Les débats autour du projet de loi de bioéthique, qui reviendra à l’Assemblée nationale pour être définitivement voté lundi 7 juin, ont fait rage ces derniers jours. Fait rage ? Le terme est peut-être mal choisi. Une rage assez contenue, il faut malheureusement le souligner. Au sein de la commission spéciale de bioéthique, quelques rares, trop rares députés comme Patrick Hetzel, Xavier Breton, Annie Genevard, Emmanuelle Mesnard ou Agnès Thill se battent comme des lions pour l’honneur de ne pas voir s’imposer dans le silence un nouvel ordre pseudo-humaniste bouleversant comme jamais l’ordre de la création.
Leur travail s’apparente à Sisyphe poussant son rocher. Leurs amendements sont systématiquement rejetés. Se déploie sous nos yeux un débat totalement pipé, dont l’issue est d’avance déjà connue.
Le rapporteur n’est autre que Coralie Dubost, qui ne porte pas le joli nom de son mari, Olivier Véran, ce qui lui permet de faire efficacement oublier à quel point elle agit aux ordres du gouvernement. Quant à Jean-Louis Touraine, le co-rapporteur de la loi, il aura enchaîné pendant les débats des propos tous plus honteux les uns que les autres, témoignant de la vision totalement corrompue de la dignité humaine qui animent les plus acharnés de La République En Marche.

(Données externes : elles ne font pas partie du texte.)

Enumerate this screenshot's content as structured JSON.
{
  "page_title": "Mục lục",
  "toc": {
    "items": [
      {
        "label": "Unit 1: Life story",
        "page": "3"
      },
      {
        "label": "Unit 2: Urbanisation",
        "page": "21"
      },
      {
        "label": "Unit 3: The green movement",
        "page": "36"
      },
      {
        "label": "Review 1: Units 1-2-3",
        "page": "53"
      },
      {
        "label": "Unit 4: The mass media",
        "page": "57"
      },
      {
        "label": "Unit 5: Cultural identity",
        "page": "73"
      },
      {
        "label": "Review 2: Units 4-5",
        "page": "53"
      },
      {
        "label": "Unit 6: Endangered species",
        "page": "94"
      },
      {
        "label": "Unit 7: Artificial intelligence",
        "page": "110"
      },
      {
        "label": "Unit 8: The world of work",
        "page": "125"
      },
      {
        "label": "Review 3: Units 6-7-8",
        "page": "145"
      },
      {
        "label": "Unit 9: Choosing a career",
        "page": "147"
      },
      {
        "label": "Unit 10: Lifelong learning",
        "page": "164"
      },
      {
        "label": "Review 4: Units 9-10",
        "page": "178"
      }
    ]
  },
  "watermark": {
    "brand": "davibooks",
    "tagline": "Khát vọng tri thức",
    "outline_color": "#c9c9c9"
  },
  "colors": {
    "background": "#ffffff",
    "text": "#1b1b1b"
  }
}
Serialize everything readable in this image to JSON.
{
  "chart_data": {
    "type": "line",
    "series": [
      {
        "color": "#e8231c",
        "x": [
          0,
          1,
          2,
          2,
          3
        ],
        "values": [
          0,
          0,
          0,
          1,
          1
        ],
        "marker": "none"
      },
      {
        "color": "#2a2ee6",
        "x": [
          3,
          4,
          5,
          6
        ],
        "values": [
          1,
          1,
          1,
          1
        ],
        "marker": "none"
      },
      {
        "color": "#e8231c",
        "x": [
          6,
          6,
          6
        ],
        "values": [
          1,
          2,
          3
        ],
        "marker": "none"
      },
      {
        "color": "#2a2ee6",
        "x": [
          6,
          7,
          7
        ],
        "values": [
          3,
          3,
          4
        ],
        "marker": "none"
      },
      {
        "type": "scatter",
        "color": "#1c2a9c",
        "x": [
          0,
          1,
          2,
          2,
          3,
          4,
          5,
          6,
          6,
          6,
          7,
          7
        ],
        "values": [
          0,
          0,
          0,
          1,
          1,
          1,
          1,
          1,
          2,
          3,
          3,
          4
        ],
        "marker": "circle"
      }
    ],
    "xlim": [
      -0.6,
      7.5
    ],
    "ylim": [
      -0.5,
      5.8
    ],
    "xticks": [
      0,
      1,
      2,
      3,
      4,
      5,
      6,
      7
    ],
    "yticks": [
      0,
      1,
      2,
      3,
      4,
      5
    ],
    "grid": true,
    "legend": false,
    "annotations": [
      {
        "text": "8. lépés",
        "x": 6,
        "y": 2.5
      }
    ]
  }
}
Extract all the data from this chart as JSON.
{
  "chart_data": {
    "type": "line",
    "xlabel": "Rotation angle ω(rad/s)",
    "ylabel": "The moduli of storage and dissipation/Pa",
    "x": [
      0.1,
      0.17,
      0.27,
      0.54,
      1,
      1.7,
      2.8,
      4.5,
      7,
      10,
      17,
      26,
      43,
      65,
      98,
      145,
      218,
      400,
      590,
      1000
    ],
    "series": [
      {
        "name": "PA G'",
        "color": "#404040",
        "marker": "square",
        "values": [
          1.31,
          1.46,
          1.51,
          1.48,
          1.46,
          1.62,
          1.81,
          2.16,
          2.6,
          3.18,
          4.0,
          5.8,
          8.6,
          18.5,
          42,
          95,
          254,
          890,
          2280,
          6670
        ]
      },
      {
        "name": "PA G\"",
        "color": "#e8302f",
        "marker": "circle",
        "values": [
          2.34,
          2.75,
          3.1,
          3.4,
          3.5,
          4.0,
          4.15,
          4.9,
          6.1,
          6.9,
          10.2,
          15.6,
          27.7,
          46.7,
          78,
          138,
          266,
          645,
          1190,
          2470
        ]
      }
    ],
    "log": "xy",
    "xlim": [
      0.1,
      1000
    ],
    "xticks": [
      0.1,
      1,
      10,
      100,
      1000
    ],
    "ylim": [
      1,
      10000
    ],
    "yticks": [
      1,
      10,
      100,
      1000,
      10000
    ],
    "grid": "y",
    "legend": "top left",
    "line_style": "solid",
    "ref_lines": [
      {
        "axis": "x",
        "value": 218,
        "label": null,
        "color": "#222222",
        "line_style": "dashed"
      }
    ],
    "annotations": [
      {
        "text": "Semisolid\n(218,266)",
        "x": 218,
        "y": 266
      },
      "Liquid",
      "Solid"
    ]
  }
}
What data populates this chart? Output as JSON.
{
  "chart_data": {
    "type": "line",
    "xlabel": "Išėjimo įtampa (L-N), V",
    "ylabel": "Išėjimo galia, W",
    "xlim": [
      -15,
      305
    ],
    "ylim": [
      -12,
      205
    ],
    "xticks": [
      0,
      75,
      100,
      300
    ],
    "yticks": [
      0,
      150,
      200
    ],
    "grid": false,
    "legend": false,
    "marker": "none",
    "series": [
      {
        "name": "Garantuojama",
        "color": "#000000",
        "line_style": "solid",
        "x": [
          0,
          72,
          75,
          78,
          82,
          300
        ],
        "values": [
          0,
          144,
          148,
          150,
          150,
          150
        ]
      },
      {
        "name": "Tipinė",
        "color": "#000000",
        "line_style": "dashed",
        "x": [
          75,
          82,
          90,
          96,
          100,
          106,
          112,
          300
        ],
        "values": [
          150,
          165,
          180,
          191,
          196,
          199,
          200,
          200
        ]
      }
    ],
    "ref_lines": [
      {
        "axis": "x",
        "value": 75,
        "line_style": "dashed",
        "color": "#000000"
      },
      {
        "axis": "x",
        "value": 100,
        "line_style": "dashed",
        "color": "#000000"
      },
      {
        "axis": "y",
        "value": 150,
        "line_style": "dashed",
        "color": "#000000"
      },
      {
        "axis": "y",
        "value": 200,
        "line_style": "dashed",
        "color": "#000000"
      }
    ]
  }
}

Qu’attendre d’un homme politique qui explique que « les principes éthiques sont variables dans le temps et l'espace » ?
De courageux députés se battent, mais ils sont terriblement isolés. Certains sont affublés de l’infâmant « sans étiquette », qui réduit drastiquement leur temps de parole, alors même qu’ils sont censés, comme les autres, être les représentants de la nation. Ils sont tout juste tolérés par le système. Quant à ceux qui parlent au sein d’un « grand » parti, LR pour ne pas le nommer, ce sont définitivement des électrons libres. La structure qui les encadre ne les soutient en aucune façon. Il n’y a pas de projet anthropologique cohérent derrière leurs prises de position, et le parti n’attend qu’une chose, c’est de pouvoir les désavouer par de petites phrases fielleuses dans un entrefilet de presse. Il faut que l’opinion publique enregistre bien que ce sont des ringards, qui n’ont rien compris à la marche du monde et qui ne sauraient, évidemment, refléter la ligne de progrès humain du parti.
Le débat est pipé, et nous tremblons, lundi, d’apprendre le résultat final du vote qui fera régresser un peu plus la France au nom de ce fameux progrès. Une lumière dans la nuit toutefois : le motif de « détresse psycho-sociale », fumeux concept qui était destiné à autoriser les IMG, ou interruption médicale de grossesse jusqu’au terme, c’est-à-dire, les infanticides, pourtant voté par la même Assemblée en juillet, n’est cette fois pas retenu. Mais c’est pour d’obscures raisons, bien peu recommandables, et il est difficile de se réjouir pleinement : le député Jean-François Eliaou, LREM, a en effet expliqué que l’accent mis sur la détresse psycho-sociale était inutile, puisqu’en l’état actuel de la loi c’était déjà le motif invoqué dans 25 % des cas sans que cela pose de problèmes. 1 bébé sur 4, potentiellement tué à quelques jours de sa naissance, pour un motif futile. Le scandale des IMG ainsi justifiées avait tout de même percé dans la presse généraliste, et ému les esprits. Il est probable que quelques députés se sont laissé toucher par l’émotion du public et sont revenus sur leur décision de juillet.
C’est bien là tout le problème. Une loi comme cette loi de bioéthique n’est aucunement votée en fonction de convictions profondes, d’une vision de l’homme, de la dignité de la personne, mais au gré d’effets d’opinion, par opportunisme pour nombre de députés, ou pire encore, bien sûr, par idéologie mortifère. Pouvons-nous espérer qu’un jour se lève une classe politique qui agisse pour le bien commun, en fonction d’impératifs moraux supérieurs ? En attendant ce miracle, gardons toute notre lucidité à l’égard de structures politiciennes qui sont incapables de défendre et de promouvoir une vision de l’homme en cohérence avec ce qui n’est pas négociable.